Having a low credit score can block you from getting the home loan you want, as well as accessing many other financial resources such as car loans, business loans, and insurance. So, if your credit score is lower than you expected it can come as a rude shock. Fortunately, there are things you can do to get your credit score back on track, and the first step is identifying why your credit score is so low. Here we look at 5 of the surprising reasons why your credit score is lower than expected.
Your Credit Card Carries A High Balance – Even Though You Pay It Off
Even if you are diligent in paying off your credit card balance every month, approaching or reaching the credit limit on your card can count against you when it comes to your credit score. Your credit utilization ratio makes up a heavy 30% of your credit score. Credit utilization is the amount of credit you have used compared with your total credit limit. However, the problem is that your credit card company could report your balance to the credit bureau’s at any point during the month, or even before your balance is paid off. This can send the message that you’re pushing your credit limits too much. Counteract this by making multiple payments through the month to avoid using more than 30% of your credit at any one time.
You Have a New Credit Card or Have Only Just Started Using Credit
Credit scores take time to build up and 15% of your FICO credit score is determined by the length of your credit history. If you’ve only recently gotten your first credit card or loan you will not yet have had enough time to build up a good credit score even if you’ve done everything correctly. It just takes time doing the right thing to build a good credit score.
Likewise, every time you apply for a new credit card or loan you lose some points on your already low credit score. Despite how tempting those reward programs may be, to obtain a good credit score you have to avoid applying for every credit card that looks appealing.
You Have An Account In Collections You Don’t Know About
Whether or not you have paid your bills on time makes up the largest portion of your FICO credit score at 35%. You may think you’ve paid all of your accounts on time, but even one forgotten missed payment can go into collections and end up having a large negative impact on your credit score.
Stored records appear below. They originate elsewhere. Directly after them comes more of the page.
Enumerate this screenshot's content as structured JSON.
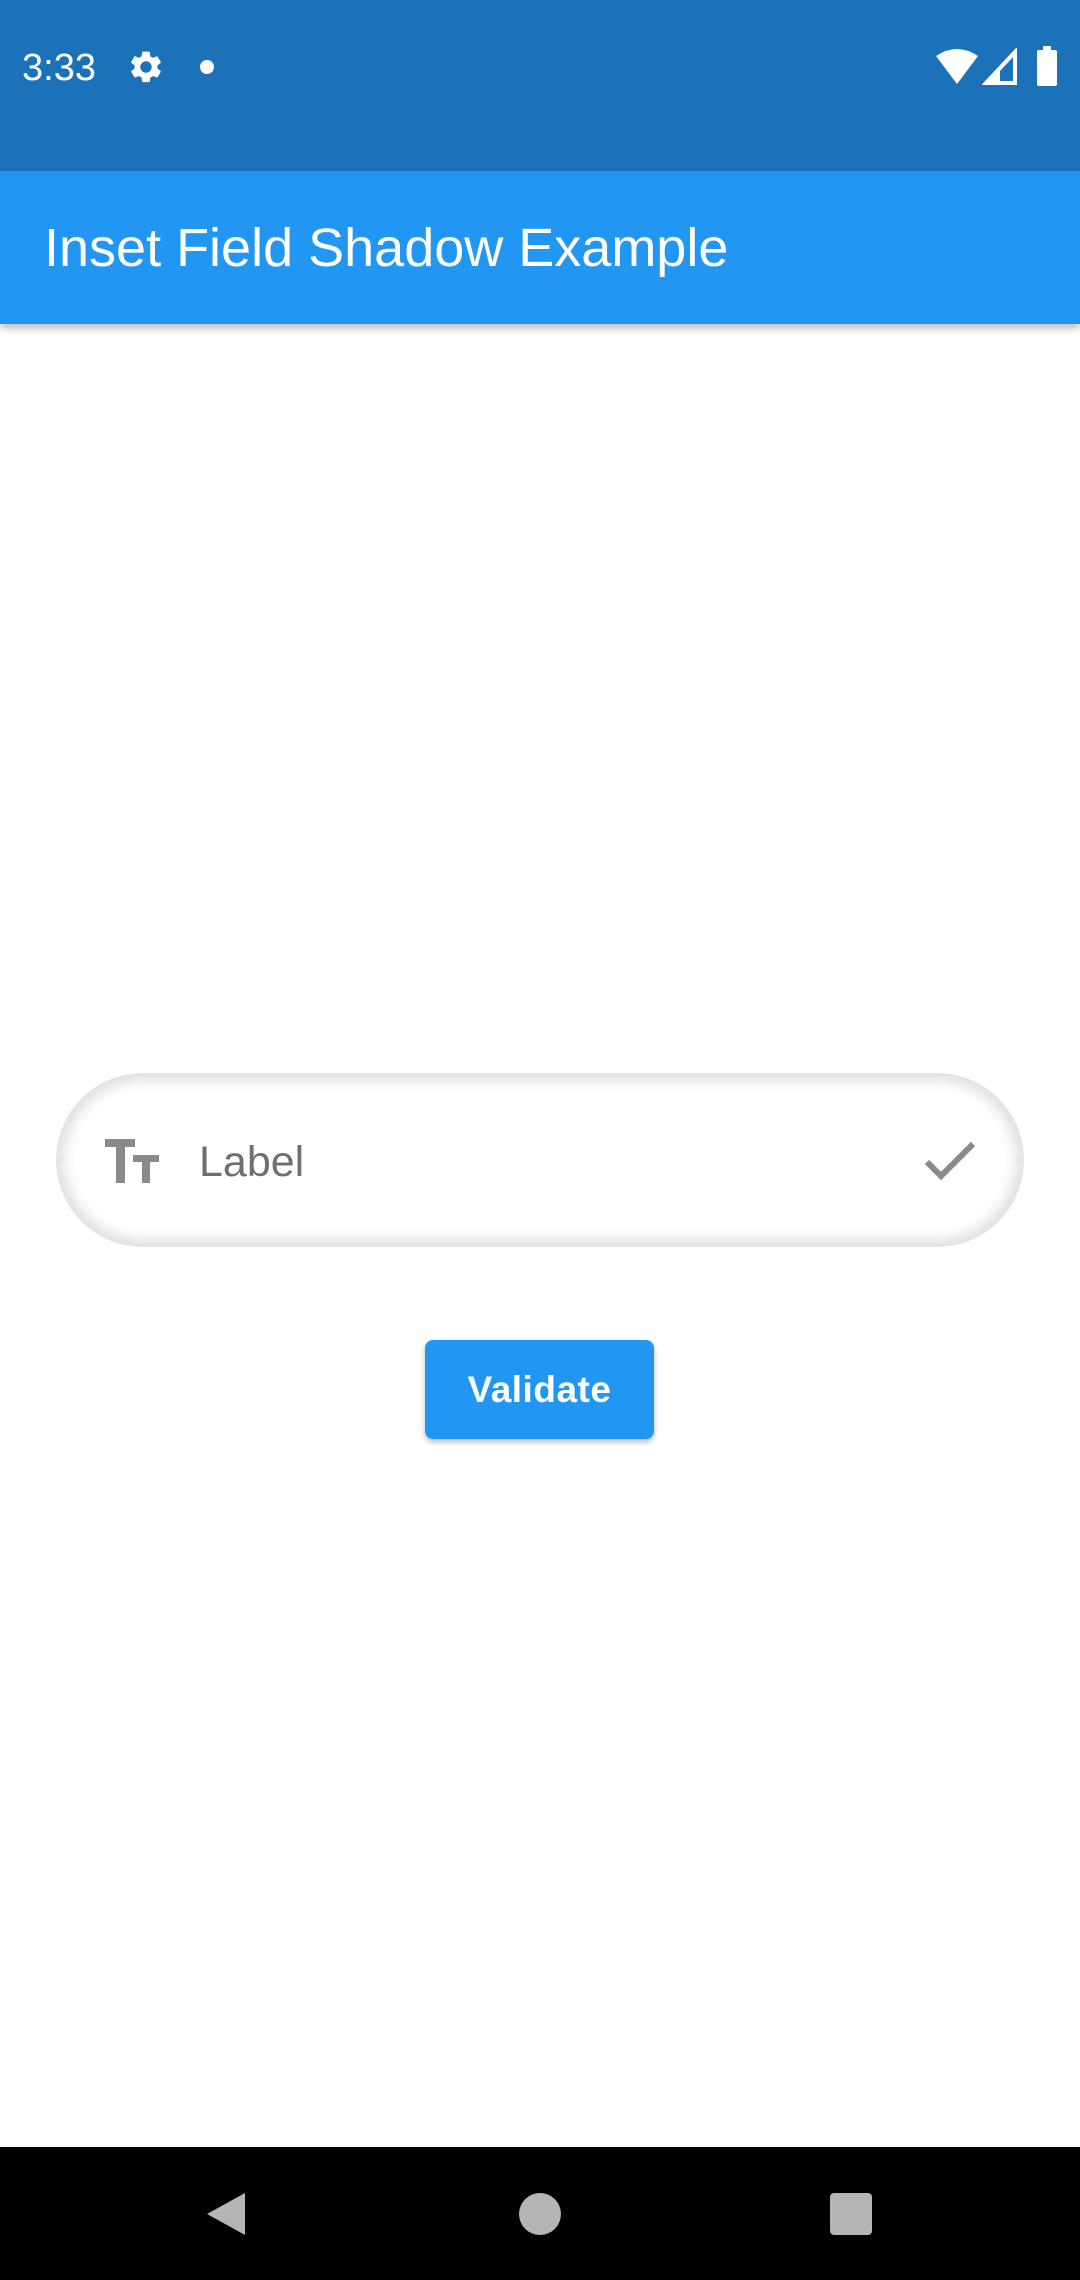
{
  "status_bar": {
    "time": "3:33",
    "icons": [
      "gear-icon",
      "notification-dot-icon",
      "wifi-icon",
      "signal-icon",
      "battery-icon"
    ]
  },
  "app_bar": {
    "title": "Inset Field Shadow Example"
  },
  "form": {
    "field": {
      "leading_icon": "text-size-icon",
      "label": "Label",
      "trailing_icon": "check-icon"
    },
    "validate_label": "Validate"
  },
  "nav_bar": {
    "icons": [
      "back-icon",
      "home-icon",
      "recents-icon"
    ]
  },
  "colors": {
    "status_bar": "#1b72b8",
    "app_bar": "#2196f3",
    "button": "#2196f3",
    "nav_bar": "#000000",
    "field_border": "#e4e4e4",
    "icon_gray": "#8a8a8a"
  }
}
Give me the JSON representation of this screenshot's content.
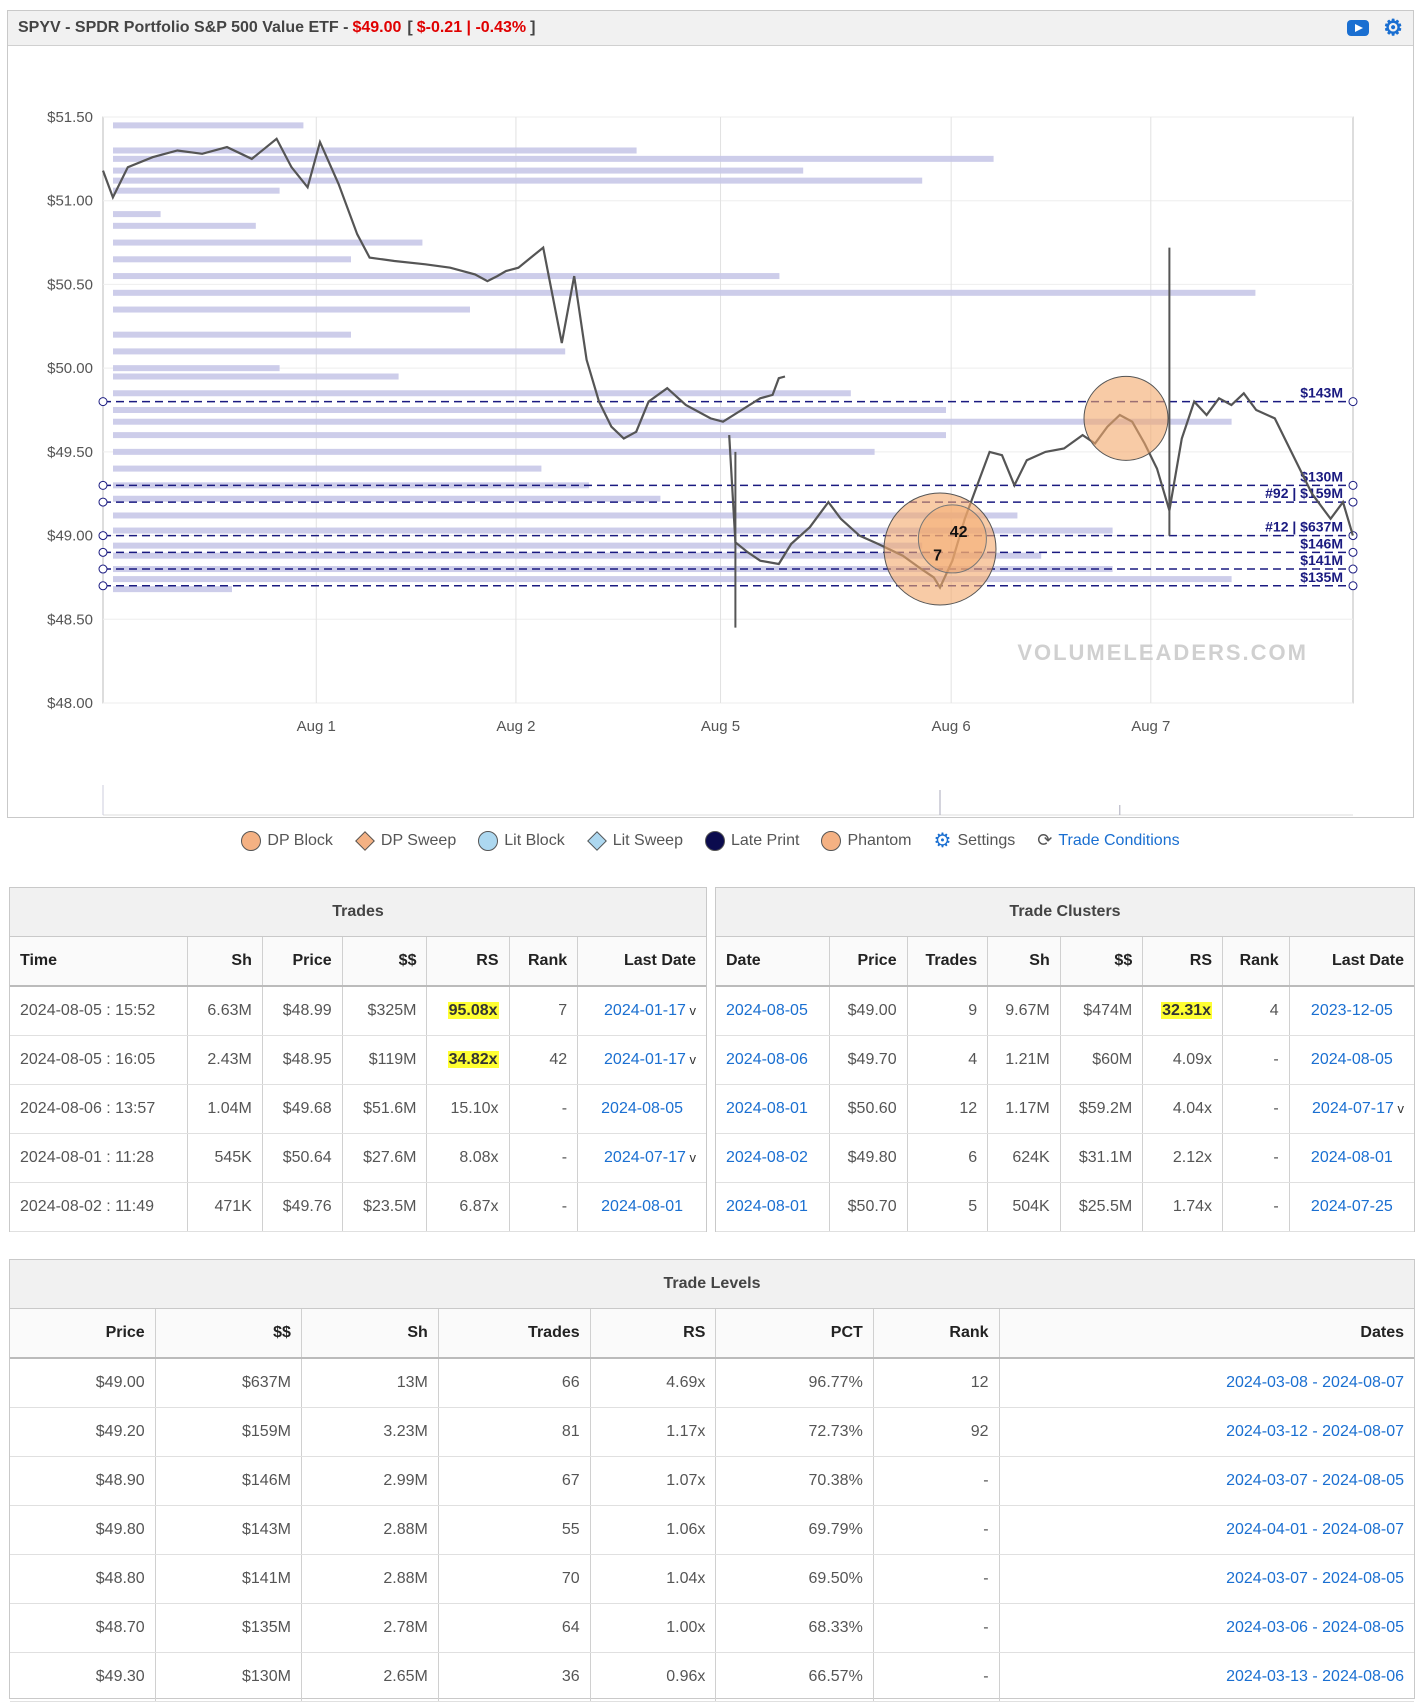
{
  "header": {
    "symbol_title": "SPYV - SPDR Portfolio S&P 500 Value ETF - ",
    "price": "$49.00",
    "change_open": "[",
    "change": "$-0.21 | -0.43%",
    "change_close": "]",
    "icons": [
      "youtube-icon",
      "gear-icon"
    ]
  },
  "chart_data": {
    "type": "line",
    "title": "",
    "watermark": "VOLUMELEADERS.COM",
    "y_ticks": [
      "$51.50",
      "$51.00",
      "$50.50",
      "$50.00",
      "$49.50",
      "$49.00",
      "$48.50",
      "$48.00"
    ],
    "ylim": [
      48.0,
      51.5
    ],
    "x_ticks": [
      "Aug 1",
      "Aug 2",
      "Aug 5",
      "Aug 6",
      "Aug 7"
    ],
    "series": [
      {
        "values": [
          [
            0.0,
            51.18
          ],
          [
            0.008,
            51.02
          ],
          [
            0.02,
            51.2
          ],
          [
            0.04,
            51.26
          ],
          [
            0.06,
            51.3
          ],
          [
            0.08,
            51.28
          ],
          [
            0.1,
            51.32
          ],
          [
            0.12,
            51.25
          ],
          [
            0.14,
            51.37
          ],
          [
            0.152,
            51.2
          ],
          [
            0.165,
            51.08
          ],
          [
            0.175,
            51.35
          ],
          [
            0.19,
            51.1
          ],
          [
            0.205,
            50.8
          ],
          [
            0.215,
            50.66
          ],
          [
            0.235,
            50.64
          ],
          [
            0.26,
            50.62
          ],
          [
            0.28,
            50.6
          ],
          [
            0.3,
            50.56
          ],
          [
            0.31,
            50.52
          ],
          [
            0.318,
            50.55
          ],
          [
            0.325,
            50.58
          ],
          [
            0.335,
            50.6
          ],
          [
            0.345,
            50.66
          ],
          [
            0.355,
            50.72
          ],
          [
            0.37,
            50.15
          ],
          [
            0.38,
            50.55
          ],
          [
            0.39,
            50.05
          ],
          [
            0.4,
            49.8
          ],
          [
            0.41,
            49.65
          ],
          [
            0.42,
            49.58
          ],
          [
            0.43,
            49.62
          ],
          [
            0.44,
            49.8
          ],
          [
            0.455,
            49.88
          ],
          [
            0.47,
            49.78
          ],
          [
            0.49,
            49.7
          ],
          [
            0.5,
            49.68
          ],
          [
            0.515,
            49.75
          ],
          [
            0.53,
            49.82
          ],
          [
            0.54,
            49.84
          ],
          [
            0.545,
            49.94
          ],
          [
            0.55,
            49.95
          ],
          [
            0.505,
            49.6
          ],
          [
            0.51,
            48.96
          ],
          [
            0.52,
            48.9
          ],
          [
            0.53,
            48.85
          ],
          [
            0.545,
            48.83
          ],
          [
            0.555,
            48.95
          ],
          [
            0.57,
            49.05
          ],
          [
            0.585,
            49.2
          ],
          [
            0.595,
            49.1
          ],
          [
            0.61,
            49.0
          ],
          [
            0.625,
            48.95
          ],
          [
            0.645,
            48.88
          ],
          [
            0.66,
            48.8
          ],
          [
            0.67,
            48.75
          ],
          [
            0.675,
            48.69
          ],
          [
            0.685,
            48.85
          ],
          [
            0.695,
            49.1
          ],
          [
            0.705,
            49.3
          ],
          [
            0.715,
            49.5
          ],
          [
            0.725,
            49.48
          ],
          [
            0.735,
            49.3
          ],
          [
            0.745,
            49.45
          ],
          [
            0.76,
            49.5
          ],
          [
            0.775,
            49.52
          ],
          [
            0.79,
            49.6
          ],
          [
            0.8,
            49.55
          ],
          [
            0.81,
            49.65
          ],
          [
            0.82,
            49.72
          ],
          [
            0.83,
            49.68
          ],
          [
            0.84,
            49.55
          ],
          [
            0.85,
            49.4
          ],
          [
            0.86,
            49.15
          ],
          [
            0.87,
            49.58
          ],
          [
            0.88,
            49.8
          ],
          [
            0.89,
            49.72
          ],
          [
            0.9,
            49.82
          ],
          [
            0.91,
            49.78
          ],
          [
            0.92,
            49.85
          ],
          [
            0.93,
            49.75
          ],
          [
            0.945,
            49.7
          ],
          [
            0.955,
            49.55
          ],
          [
            0.965,
            49.4
          ],
          [
            0.975,
            49.25
          ],
          [
            0.985,
            49.15
          ],
          [
            0.99,
            49.1
          ],
          [
            1.0,
            49.2
          ],
          [
            1.008,
            49.0
          ]
        ]
      }
    ],
    "levels": [
      {
        "price": 49.8,
        "label": "$143M"
      },
      {
        "price": 49.3,
        "label": "$130M"
      },
      {
        "price": 49.2,
        "label": "#92 | $159M"
      },
      {
        "price": 49.0,
        "label": "#12 | $637M"
      },
      {
        "price": 48.9,
        "label": "$146M"
      },
      {
        "price": 48.8,
        "label": "$141M"
      },
      {
        "price": 48.7,
        "label": "$135M"
      }
    ],
    "volume_profile": [
      {
        "price": 51.45,
        "length": 0.16
      },
      {
        "price": 51.3,
        "length": 0.44
      },
      {
        "price": 51.25,
        "length": 0.74
      },
      {
        "price": 51.18,
        "length": 0.58
      },
      {
        "price": 51.12,
        "length": 0.68
      },
      {
        "price": 51.06,
        "length": 0.14
      },
      {
        "price": 50.92,
        "length": 0.04
      },
      {
        "price": 50.85,
        "length": 0.12
      },
      {
        "price": 50.75,
        "length": 0.26
      },
      {
        "price": 50.65,
        "length": 0.2
      },
      {
        "price": 50.55,
        "length": 0.56
      },
      {
        "price": 50.45,
        "length": 0.96
      },
      {
        "price": 50.35,
        "length": 0.3
      },
      {
        "price": 50.2,
        "length": 0.2
      },
      {
        "price": 50.1,
        "length": 0.38
      },
      {
        "price": 50.0,
        "length": 0.14
      },
      {
        "price": 49.95,
        "length": 0.24
      },
      {
        "price": 49.85,
        "length": 0.62
      },
      {
        "price": 49.75,
        "length": 0.7
      },
      {
        "price": 49.68,
        "length": 0.94
      },
      {
        "price": 49.6,
        "length": 0.7
      },
      {
        "price": 49.5,
        "length": 0.64
      },
      {
        "price": 49.4,
        "length": 0.36
      },
      {
        "price": 49.3,
        "length": 0.4
      },
      {
        "price": 49.22,
        "length": 0.46
      },
      {
        "price": 49.12,
        "length": 0.76
      },
      {
        "price": 49.03,
        "length": 0.84
      },
      {
        "price": 48.94,
        "length": 0.68
      },
      {
        "price": 48.88,
        "length": 0.78
      },
      {
        "price": 48.8,
        "length": 0.84
      },
      {
        "price": 48.74,
        "length": 0.94
      },
      {
        "price": 48.68,
        "length": 0.1
      }
    ],
    "phantom_markers": [
      {
        "price": 49.0,
        "rank_label": "42"
      },
      {
        "price": 48.88,
        "rank_label": "7"
      }
    ],
    "dp_block_markers": [
      {
        "price": 49.7
      }
    ]
  },
  "legend": [
    {
      "label": "DP Block",
      "shape": "circle",
      "color": "#f4b183"
    },
    {
      "label": "DP Sweep",
      "shape": "diamond",
      "color": "#f4b183"
    },
    {
      "label": "Lit Block",
      "shape": "circle",
      "color": "#add8f0"
    },
    {
      "label": "Lit Sweep",
      "shape": "diamond",
      "color": "#add8f0"
    },
    {
      "label": "Late Print",
      "shape": "circle",
      "color": "#0b0b4e"
    },
    {
      "label": "Phantom",
      "shape": "phantom",
      "color": "#f4b183"
    },
    {
      "label": "Settings",
      "shape": "gear",
      "color": "#1a6fd1"
    },
    {
      "label": "Trade Conditions",
      "shape": "cycle",
      "color": "#1a6fd1",
      "link": true
    }
  ],
  "trades": {
    "title": "Trades",
    "columns": [
      "Time",
      "Sh",
      "Price",
      "$$",
      "RS",
      "Rank",
      "Last Date"
    ],
    "rows": [
      {
        "time": "2024-08-05 : 15:52",
        "sh": "6.63M",
        "price": "$48.99",
        "dollars": "$325M",
        "rs": "95.08x",
        "rs_hl": true,
        "rank": "7",
        "last_date": "2024-01-17",
        "v": "v"
      },
      {
        "time": "2024-08-05 : 16:05",
        "sh": "2.43M",
        "price": "$48.95",
        "dollars": "$119M",
        "rs": "34.82x",
        "rs_hl": true,
        "rank": "42",
        "last_date": "2024-01-17",
        "v": "v"
      },
      {
        "time": "2024-08-06 : 13:57",
        "sh": "1.04M",
        "price": "$49.68",
        "dollars": "$51.6M",
        "rs": "15.10x",
        "rs_hl": false,
        "rank": "-",
        "last_date": "2024-08-05",
        "v": ""
      },
      {
        "time": "2024-08-01 : 11:28",
        "sh": "545K",
        "price": "$50.64",
        "dollars": "$27.6M",
        "rs": "8.08x",
        "rs_hl": false,
        "rank": "-",
        "last_date": "2024-07-17",
        "v": "v"
      },
      {
        "time": "2024-08-02 : 11:49",
        "sh": "471K",
        "price": "$49.76",
        "dollars": "$23.5M",
        "rs": "6.87x",
        "rs_hl": false,
        "rank": "-",
        "last_date": "2024-08-01",
        "v": ""
      }
    ]
  },
  "clusters": {
    "title": "Trade Clusters",
    "columns": [
      "Date",
      "Price",
      "Trades",
      "Sh",
      "$$",
      "RS",
      "Rank",
      "Last Date"
    ],
    "rows": [
      {
        "date": "2024-08-05",
        "price": "$49.00",
        "trades": "9",
        "sh": "9.67M",
        "dollars": "$474M",
        "rs": "32.31x",
        "rs_hl": true,
        "rank": "4",
        "last_date": "2023-12-05",
        "v": ""
      },
      {
        "date": "2024-08-06",
        "price": "$49.70",
        "trades": "4",
        "sh": "1.21M",
        "dollars": "$60M",
        "rs": "4.09x",
        "rs_hl": false,
        "rank": "-",
        "last_date": "2024-08-05",
        "v": ""
      },
      {
        "date": "2024-08-01",
        "price": "$50.60",
        "trades": "12",
        "sh": "1.17M",
        "dollars": "$59.2M",
        "rs": "4.04x",
        "rs_hl": false,
        "rank": "-",
        "last_date": "2024-07-17",
        "v": "v"
      },
      {
        "date": "2024-08-02",
        "price": "$49.80",
        "trades": "6",
        "sh": "624K",
        "dollars": "$31.1M",
        "rs": "2.12x",
        "rs_hl": false,
        "rank": "-",
        "last_date": "2024-08-01",
        "v": ""
      },
      {
        "date": "2024-08-01",
        "price": "$50.70",
        "trades": "5",
        "sh": "504K",
        "dollars": "$25.5M",
        "rs": "1.74x",
        "rs_hl": false,
        "rank": "-",
        "last_date": "2024-07-25",
        "v": ""
      }
    ]
  },
  "levels_table": {
    "title": "Trade Levels",
    "columns": [
      "Price",
      "$$",
      "Sh",
      "Trades",
      "RS",
      "PCT",
      "Rank",
      "Dates"
    ],
    "rows": [
      {
        "price": "$49.00",
        "dollars": "$637M",
        "sh": "13M",
        "trades": "66",
        "rs": "4.69x",
        "pct": "96.77%",
        "rank": "12",
        "dates": "2024-03-08 - 2024-08-07"
      },
      {
        "price": "$49.20",
        "dollars": "$159M",
        "sh": "3.23M",
        "trades": "81",
        "rs": "1.17x",
        "pct": "72.73%",
        "rank": "92",
        "dates": "2024-03-12 - 2024-08-07"
      },
      {
        "price": "$48.90",
        "dollars": "$146M",
        "sh": "2.99M",
        "trades": "67",
        "rs": "1.07x",
        "pct": "70.38%",
        "rank": "-",
        "dates": "2024-03-07 - 2024-08-05"
      },
      {
        "price": "$49.80",
        "dollars": "$143M",
        "sh": "2.88M",
        "trades": "55",
        "rs": "1.06x",
        "pct": "69.79%",
        "rank": "-",
        "dates": "2024-04-01 - 2024-08-07"
      },
      {
        "price": "$48.80",
        "dollars": "$141M",
        "sh": "2.88M",
        "trades": "70",
        "rs": "1.04x",
        "pct": "69.50%",
        "rank": "-",
        "dates": "2024-03-07 - 2024-08-05"
      },
      {
        "price": "$48.70",
        "dollars": "$135M",
        "sh": "2.78M",
        "trades": "64",
        "rs": "1.00x",
        "pct": "68.33%",
        "rank": "-",
        "dates": "2024-03-06 - 2024-08-05"
      },
      {
        "price": "$49.30",
        "dollars": "$130M",
        "sh": "2.65M",
        "trades": "36",
        "rs": "0.96x",
        "pct": "66.57%",
        "rank": "-",
        "dates": "2024-03-13 - 2024-08-06"
      }
    ]
  }
}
The only way to find out if an unpaid account in collections is dragging down your credit score is to review your credit report for negative information. If you find an account in collections on your report, pay it off as soon as possible. The newest FICO scoring model is going to ignore paid collections, so your credit score can recover from this mishap.
You’ve Generated Lots Of Hard Inquiries on Your Credit Score
When many hard inquiries hit your credit report within just a few months it can mean you lose points from your credit score. This usually happens when you’re shopping around for a new loan. Rate shopping is, in fact, a smart thing to do, and the FICO score actually considers all hard inquiries within a 45 day period for a mortgage, auto loan, or student loan as a single credit inquiry. However, if you make several loan applications or credit card applications over a few months it can, in fact, your credit score negatively. That’s because a large number of inquiries often means greater risk. When you’re looking for a new loan plan you’re right shopping wisely so it will impact your low credit score as little as possible.
Your Credit Report Has An Error
A 2013 study by the Federal Trade Commission found that one in five consumers had an error on at least one of their credit reports. This indicates that if your credit score is lower than you expected and you’ve exhausted all other potential causes, it might be worthwhile to investigate whether an error on your report is causing your low credit score.
Boosting or maintaining a good credit card score is essential for financial security and for obtaining the best rate on any loan. When you’re thinking about applying for a loan talk to an expert mortgage broker about what aspects of your credit score might affect your applications, and how to optimize your credit score for the best possible outcome.